How to optimize ETL data pipeline for fault tolerance when using Spark and Redshift?


I'm writing a big batch job using PySpark that ETLs 200 tables and loads into Amazon Redshift. These 200 tables are created from one input datasource. So the batch job is successful only when data is loaded into ALL 200 tables successfully. The batch job runs everyday while appending the data into tables for each date.

For fault tolerance, reliability and idempotency my current workflow follows:

  1. Using staging tables. Create temporary Redshift tables with CREATE TEMP TABLE LIKE <target_table>
  2. Transform and Load data into staging table.
  3. Repeat 1-2 for 200 other tables.
  4. Start BEGIN transaction.
  5. Copy staging table data into target table using INSERT INTO <taget_table> SELECT * FROM <staging_table>
  6. END Transaction
  7. DROP all staging tables.

This way I can guarantee that if Step 3 fails (which is more probable), I don't have to worry about removing partial data from original tables. Rather, I'll simply re-run entire batch job since temporary tables are discarded after the JDBC disconnection.

While it solved most of the problems it's not elegant, hackish and consumes extra time. I would like to if Spark and/or Redshift provides standard tools to solve this very common problem in ETL world.

Thanks


Solution

  • COPY commands can be in a transaction block. You just NEED:

    1. BEGIN
    2. COPY data to all the tables
    3. COMMIT (if successful)

    Redshift will maintain the previous version of the tables for all other viewers and their view of the tables won't change until COMMIT.

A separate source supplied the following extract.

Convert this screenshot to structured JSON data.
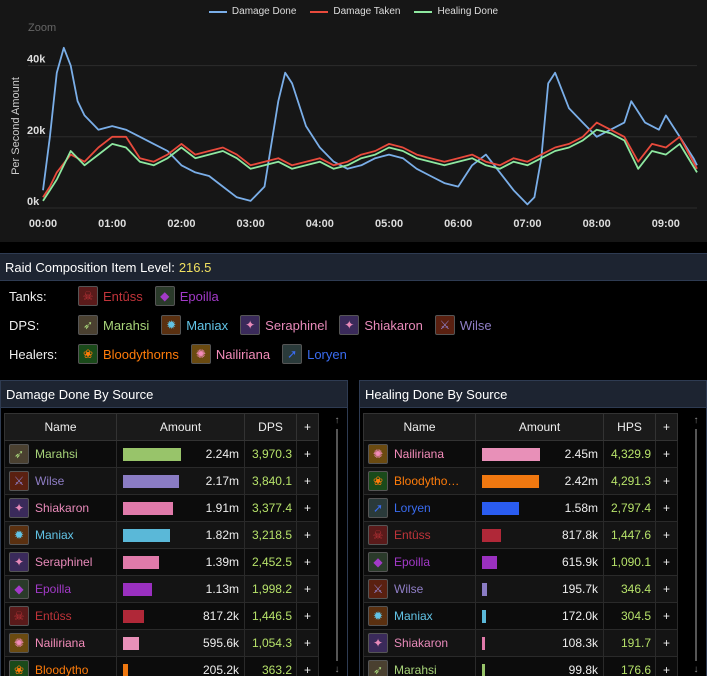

    The upside of the process you laid out is that during the time that the transaction is running other processes cannot get an exclusive locks on the tables (ALTER TABLE etc). Your inserts will run fast than the COPYs so the transaction will be open less time. This is only an issue if other processes are modifying the table at the same time the ETL is running which is generally not a good idea.